S’agit-il de jouer la carte de « la rue turque », pro-palestinienne, contre une armée Kémaliste, laïque et, de longue date, proche d’Israël ? Lors du conflit, aux demandes de déploiement de troupes d’interposition à Gaza (on peut toujours rêver…), certains éditorialistes israéliens avaient évoqué la possibilité, la seule éventuellement acceptable par Tel-Aviv, d’un contingent turc à la frontière avec l’Égypte… Erdogan jouerait alors une partie dangereuse, l’État-major turc restant farouchement opposé à toute rupture franche avec son allié hébreu, en plus de se sentir le gardien sourcilleux de la laïcité de l’État.
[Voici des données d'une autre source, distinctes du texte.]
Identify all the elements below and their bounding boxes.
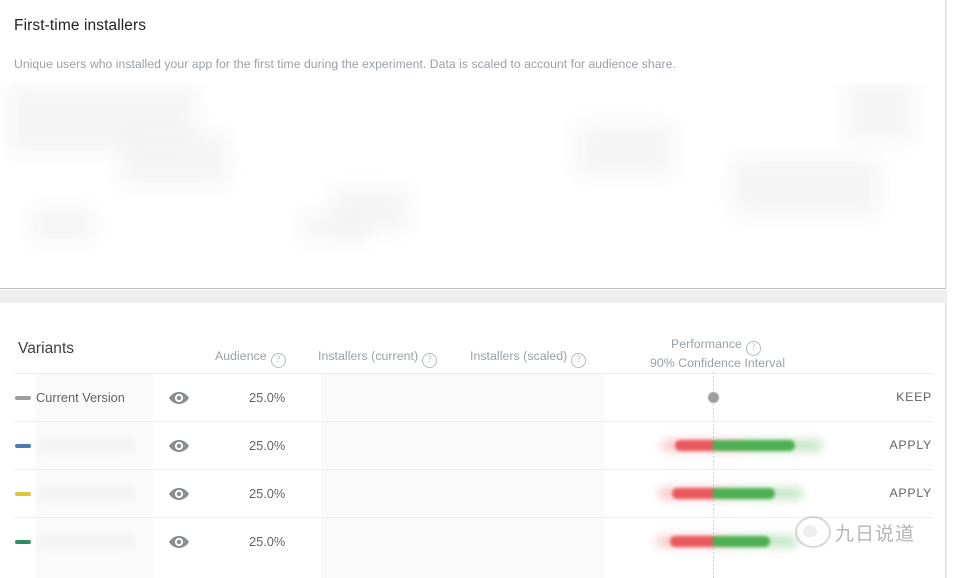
column-band-visibility [153,374,321,578]
apply-button[interactable]: APPLY [889,486,932,500]
confidence-interval-positive [713,440,795,451]
variant-name-redacted [38,439,134,452]
confidence-interval-bar [670,536,770,547]
column-band-installers-current [321,374,467,578]
variant-color-swatch [15,444,31,448]
performance-interval-column [604,372,861,578]
variant-name-redacted [38,487,134,500]
zero-baseline [713,372,714,578]
help-icon[interactable]: ? [745,341,761,356]
table-row[interactable]: 25.0% APPLY [0,422,946,470]
confidence-interval-bar [675,440,795,451]
table-row[interactable]: 25.0% APPLY [0,470,946,518]
eye-icon[interactable] [168,483,190,505]
table-row[interactable]: Current Version 25.0% KEEP [0,374,946,422]
column-header-audience: Audience? [215,349,286,368]
eye-icon[interactable] [168,531,190,553]
eye-icon[interactable] [168,435,190,457]
variant-color-swatch [15,540,31,544]
confidence-interval-bar [672,488,775,499]
apply-button[interactable]: APPLY [889,438,932,452]
first-time-installers-card: First-time installers Unique users who i… [0,0,946,289]
column-header-performance-subtitle: 90% Confidence Interval [650,356,786,370]
confidence-interval-negative [675,440,713,451]
current-version-marker [708,392,719,403]
row-divider [14,421,932,422]
confidence-interval-positive [713,488,775,499]
column-header-audience-label: Audience [215,349,267,363]
column-header-installers-scaled-label: Installers (scaled) [470,349,568,363]
column-header-performance-label: Performance [671,337,742,351]
confidence-interval-negative [672,488,713,499]
help-icon[interactable]: ? [270,353,286,368]
watermark: 九日说道 [795,512,947,554]
variant-name-redacted [38,535,134,548]
variant-color-swatch [15,492,31,496]
column-band-installers-scaled [467,374,604,578]
confidence-interval-positive [713,536,770,547]
watermark-text: 九日说道 [835,523,916,545]
audience-share-value: 25.0% [249,438,286,453]
audience-share-value: 25.0% [249,390,286,405]
keep-button[interactable]: KEEP [896,390,932,404]
table-header-row: Variants Audience? Installers (current)?… [0,303,946,374]
variant-color-swatch [15,396,31,400]
audience-share-value: 25.0% [249,534,286,549]
column-header-installers-scaled: Installers (scaled)? [470,349,587,368]
installers-chart-redacted [0,82,946,278]
variant-name: Current Version [36,390,125,405]
column-header-variants: Variants [18,340,75,357]
row-divider [14,469,932,470]
section-divider [0,290,959,304]
bird-logo-icon [795,516,831,548]
help-icon[interactable]: ? [422,353,438,368]
header-divider [14,373,932,374]
help-icon[interactable]: ? [571,353,587,368]
row-divider [14,517,932,518]
audience-share-value: 25.0% [249,486,286,501]
table-row[interactable]: 25.0% [0,518,946,566]
confidence-interval-negative [670,536,713,547]
column-header-installers-current: Installers (current)? [318,349,438,368]
column-header-performance: Performance? [671,337,761,356]
page-right-gutter [946,0,959,578]
page-title: First-time installers [14,17,147,34]
card-description: Unique users who installed your app for … [14,57,676,71]
variants-table-card: Variants Audience? Installers (current)?… [0,303,946,578]
eye-icon[interactable] [168,387,190,409]
column-header-installers-current-label: Installers (current) [318,349,419,363]
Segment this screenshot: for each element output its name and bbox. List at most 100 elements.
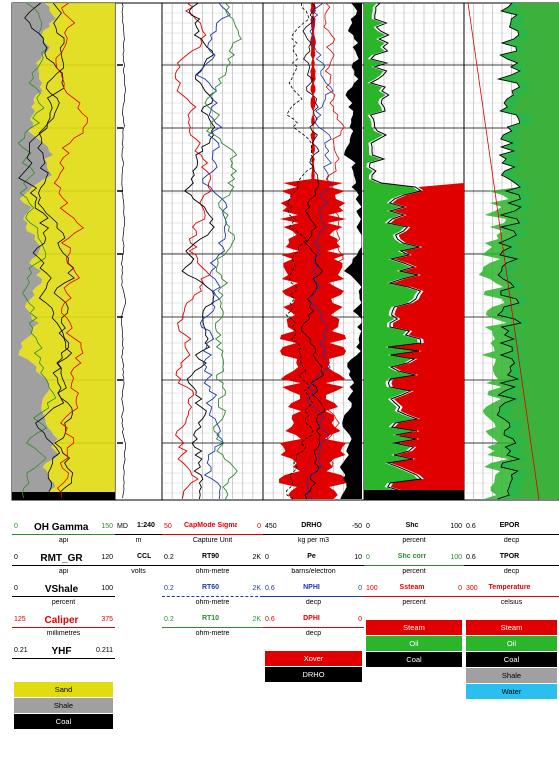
header-line	[364, 534, 464, 535]
header-line	[464, 596, 559, 597]
header-unit: ohm-metre	[195, 568, 230, 575]
header-max: 10	[354, 554, 362, 561]
fill-swatch: Shale	[466, 668, 557, 683]
header-unit: percent	[51, 599, 76, 606]
header-min: 0.2	[164, 554, 174, 561]
xover-fill	[279, 3, 347, 499]
header-min: 0	[14, 523, 18, 530]
fill-swatch: Steam	[366, 620, 462, 635]
header-min: 0.6	[466, 554, 476, 561]
well-log-plot	[11, 2, 559, 501]
header-name: RMT_GR	[40, 553, 83, 564]
header-min: 125	[14, 616, 26, 623]
header-unit: decp	[305, 630, 322, 637]
header-name: RT90	[201, 553, 220, 560]
header-name: YHF	[51, 646, 72, 657]
header-max: 2K	[252, 616, 261, 623]
curve-caliper	[53, 2, 89, 499]
header-name: Shc	[405, 522, 419, 529]
header-min: 100	[366, 585, 378, 592]
track-headers: 0 OH Gamma Ray 150 api 0 RMT_GR 120 api 0 VShale 1…	[0, 515, 559, 765]
curve-shc	[368, 2, 423, 500]
fill-swatch: Sand	[14, 682, 113, 697]
header-min: 0	[366, 554, 370, 561]
header-name: DRHO	[301, 522, 322, 529]
header-line	[464, 534, 559, 535]
oil-fill	[364, 3, 419, 499]
header-name: Temperature	[488, 584, 531, 591]
header-min: 0.2	[164, 616, 174, 623]
fill-swatch: Xover	[265, 651, 362, 666]
curve-temperature	[467, 2, 540, 501]
header-max: 100	[450, 523, 462, 530]
header-unit: barns/electron	[291, 568, 336, 575]
header-min: 0	[366, 523, 370, 530]
header-name: Caliper	[44, 615, 79, 626]
curve-capmode-sigma-intrinsic	[174, 2, 212, 500]
curve-rt60	[196, 2, 231, 500]
header-min: MD	[117, 523, 128, 530]
header-min: 0.6	[265, 616, 275, 623]
header-name: RT60	[201, 584, 220, 591]
header-max: 0	[257, 523, 261, 530]
header-unit: decp	[503, 568, 520, 575]
fill-swatch: DRHO	[265, 667, 362, 682]
header-max: 2K	[252, 554, 261, 561]
header-line	[115, 565, 162, 566]
curve-pe	[301, 2, 326, 500]
curve-epor	[496, 2, 522, 500]
header-name: Pe	[307, 553, 316, 560]
fill-swatch: Shale	[14, 698, 113, 713]
header-unit: api	[58, 568, 69, 575]
header-line	[162, 565, 263, 566]
fill-swatch: Oil	[466, 636, 557, 651]
header-line	[162, 627, 263, 628]
drho-fill	[339, 3, 362, 499]
header-name: Shc corr	[397, 553, 427, 560]
header-unit: ohm-metre	[195, 630, 230, 637]
header-line	[162, 596, 263, 597]
header-min: 50	[164, 523, 172, 530]
header-max: 0	[358, 616, 362, 623]
header-name: RT10	[201, 615, 220, 622]
header-min: 0.2	[164, 585, 174, 592]
curve-rt10	[204, 2, 242, 500]
header-name: CCL	[137, 553, 152, 560]
header-min: 450	[265, 523, 277, 530]
shale-fill	[12, 3, 59, 499]
curve-dphi	[316, 2, 345, 500]
header-max: 120	[101, 554, 113, 561]
header-max: -50	[351, 523, 362, 530]
header-max: 150	[101, 523, 113, 530]
header-line	[263, 627, 364, 628]
ccl-curve	[120, 2, 126, 499]
header-name: Ssteam	[399, 584, 425, 591]
header-unit: volts	[131, 568, 146, 575]
header-name: OH Gamma Ray	[34, 522, 89, 533]
header-max: 100	[101, 585, 113, 592]
header-line	[364, 565, 464, 566]
header-min: 300	[466, 585, 478, 592]
fill-swatch: Coal	[366, 652, 462, 667]
header-name: VShale	[44, 584, 79, 595]
curve-drho	[285, 2, 314, 500]
header-max: 2K	[252, 585, 261, 592]
header-line	[115, 534, 162, 535]
header-min: 0	[265, 554, 269, 561]
header-line	[464, 565, 559, 566]
header-unit: percent	[402, 568, 426, 575]
header-unit: kg per m3	[297, 537, 330, 544]
header-unit: api	[58, 537, 69, 544]
fill-swatch: Coal	[14, 714, 113, 729]
coal-fill	[364, 490, 464, 500]
header-line	[12, 627, 115, 628]
oil-fill	[478, 3, 559, 499]
header-max: 0	[458, 585, 462, 592]
curve-oh-gamma-ray	[17, 2, 57, 499]
header-name: EPOR	[499, 522, 520, 529]
header-unit: celsius	[500, 599, 523, 606]
header-line	[364, 596, 464, 597]
fill-swatch: Steam	[466, 620, 557, 635]
header-name: NPHI	[303, 584, 320, 591]
header-unit: m	[135, 537, 142, 544]
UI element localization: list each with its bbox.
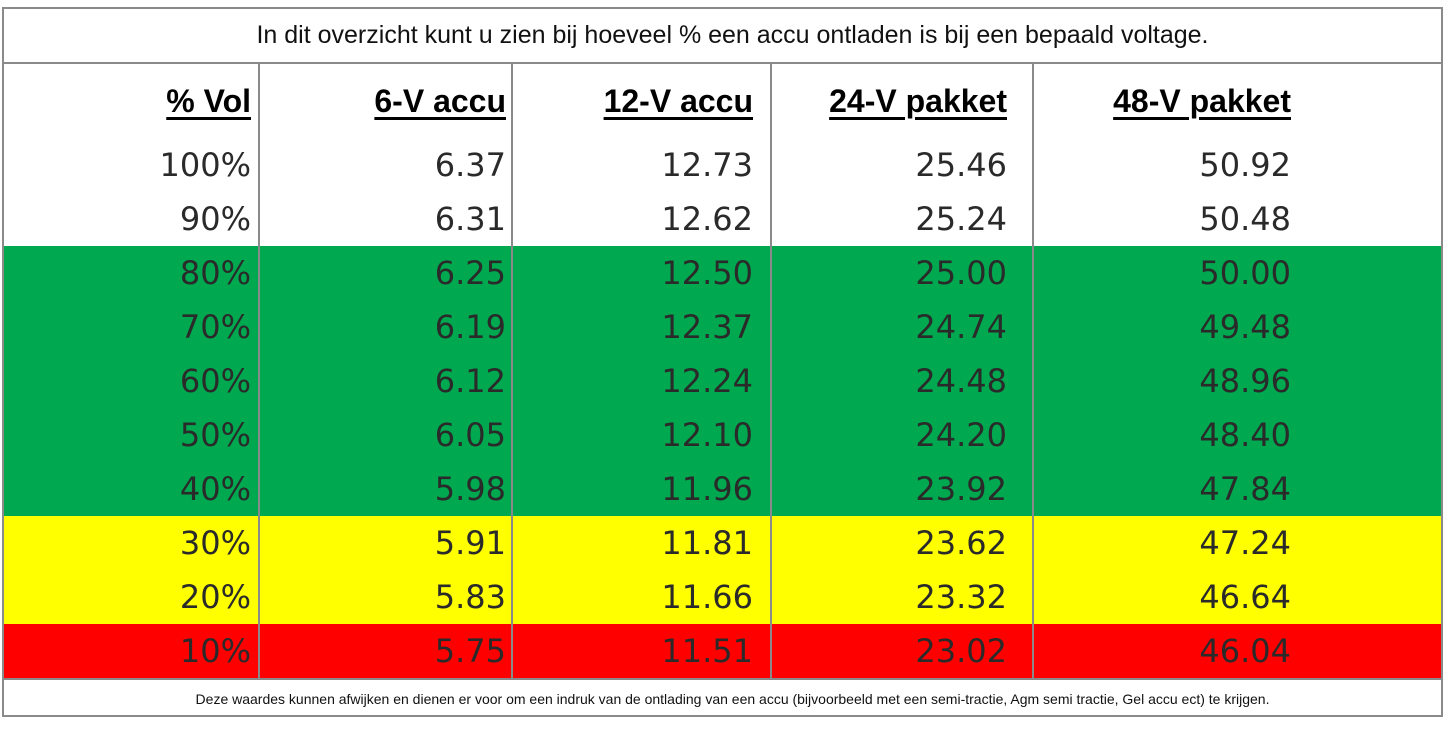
cell-voltage: 6.31: [434, 200, 506, 238]
table-frame: In dit overzicht kunt u zien bij hoeveel…: [2, 7, 1443, 717]
table-row: 70% 6.19 12.37 24.74 49.48: [4, 300, 1441, 354]
cell-voltage: 12.10: [661, 416, 753, 454]
table-row: 40% 5.98 11.96 23.92 47.84: [4, 462, 1441, 516]
cell-voltage: 23.32: [915, 578, 1007, 616]
header-48v-pakket: 48-V pakket: [1113, 82, 1291, 119]
cell-voltage: 6.37: [434, 146, 506, 184]
cell-voltage: 24.20: [915, 416, 1007, 454]
cell-voltage: 12.37: [661, 308, 753, 346]
cell-voltage: 6.05: [434, 416, 506, 454]
cell-voltage: 23.62: [915, 524, 1007, 562]
footer-note: Deze waardes kunnen afwijken en dienen e…: [4, 678, 1441, 717]
cell-voltage: 25.24: [915, 200, 1007, 238]
cell-voltage: 47.84: [1199, 470, 1291, 508]
cell-percent: 80%: [179, 254, 251, 292]
cell-voltage: 6.19: [434, 308, 506, 346]
cell-voltage: 6.12: [434, 362, 506, 400]
cell-voltage: 11.51: [661, 632, 753, 670]
page-title: In dit overzicht kunt u zien bij hoeveel…: [4, 9, 1441, 64]
header-6v-accu: 6-V accu: [374, 82, 506, 119]
cell-voltage: 24.74: [915, 308, 1007, 346]
cell-voltage: 11.81: [661, 524, 753, 562]
cell-voltage: 5.75: [434, 632, 506, 670]
cell-percent: 60%: [179, 362, 251, 400]
cell-voltage: 50.00: [1199, 254, 1291, 292]
cell-voltage: 46.04: [1199, 632, 1291, 670]
cell-voltage: 50.92: [1199, 146, 1291, 184]
column-divider: [258, 64, 260, 678]
cell-voltage: 23.02: [915, 632, 1007, 670]
cell-voltage: 11.96: [661, 470, 753, 508]
cell-voltage: 12.50: [661, 254, 753, 292]
cell-voltage: 6.25: [434, 254, 506, 292]
cell-percent: 90%: [179, 200, 251, 238]
table-row: 90% 6.31 12.62 25.24 50.48: [4, 192, 1441, 246]
cell-voltage: 11.66: [661, 578, 753, 616]
cell-percent: 20%: [179, 578, 251, 616]
header-percent-vol: % Vol: [166, 82, 251, 119]
cell-percent: 40%: [179, 470, 251, 508]
cell-voltage: 49.48: [1199, 308, 1291, 346]
header-24v-pakket: 24-V pakket: [829, 82, 1007, 119]
header-12v-accu: 12-V accu: [603, 82, 753, 119]
column-divider: [511, 64, 513, 678]
cell-percent: 70%: [179, 308, 251, 346]
voltage-table: % Vol 6-V accu 12-V accu 24-V pakket 48-…: [4, 64, 1441, 678]
table-row: 30% 5.91 11.81 23.62 47.24: [4, 516, 1441, 570]
cell-voltage: 5.91: [434, 524, 506, 562]
cell-voltage: 46.64: [1199, 578, 1291, 616]
cell-voltage: 25.00: [915, 254, 1007, 292]
table-row: 50% 6.05 12.10 24.20 48.40: [4, 408, 1441, 462]
cell-voltage: 47.24: [1199, 524, 1291, 562]
cell-voltage: 48.96: [1199, 362, 1291, 400]
cell-voltage: 5.98: [434, 470, 506, 508]
table-row: 20% 5.83 11.66 23.32 46.64: [4, 570, 1441, 624]
cell-percent: 30%: [179, 524, 251, 562]
table-header-row: % Vol 6-V accu 12-V accu 24-V pakket 48-…: [4, 64, 1441, 138]
cell-percent: 100%: [159, 146, 251, 184]
cell-voltage: 5.83: [434, 578, 506, 616]
table-row: 10% 5.75 11.51 23.02 46.04: [4, 624, 1441, 678]
cell-percent: 50%: [179, 416, 251, 454]
table-row: 80% 6.25 12.50 25.00 50.00: [4, 246, 1441, 300]
cell-voltage: 12.62: [661, 200, 753, 238]
cell-voltage: 23.92: [915, 470, 1007, 508]
cell-voltage: 50.48: [1199, 200, 1291, 238]
cell-voltage: 25.46: [915, 146, 1007, 184]
cell-percent: 10%: [179, 632, 251, 670]
cell-voltage: 48.40: [1199, 416, 1291, 454]
table-row: 60% 6.12 12.24 24.48 48.96: [4, 354, 1441, 408]
column-divider: [1032, 64, 1034, 678]
table-row: 100% 6.37 12.73 25.46 50.92: [4, 138, 1441, 192]
cell-voltage: 24.48: [915, 362, 1007, 400]
cell-voltage: 12.24: [661, 362, 753, 400]
cell-voltage: 12.73: [661, 146, 753, 184]
column-divider: [770, 64, 772, 678]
Est-ce une façon de mettre la pression sur l’UE en agitant le spectre d’un basculement complet de la Turquie dans la sphère proche-orientale ? Ou bien Erdogan, ayant perdu tout espoir d’intégration de son pays dans l’union, prépare-t-il les esprits à une « rupture » sur ce point ?

Il est certain, en tout cas, que sa diatribe donne de son régime, une image qui ne le rend pas trop sympathique aux yeux des Européens, sans même parler de l’allié US et de l’OTAN…

J’avoue que je m’y perds un peu... À suivre, néanmoins.

Victor Fèvre 02/02/2009 14:32


Personnellement, je ne crois pas que Erdogan est si désillusionné au sujet de l'UE, qu'il se "permettrait" des excès impardonnables.

Je pense que c'est en effet plus un moyen de saper le soutien pour les forces armées. Quitte à décevoir ses alliés.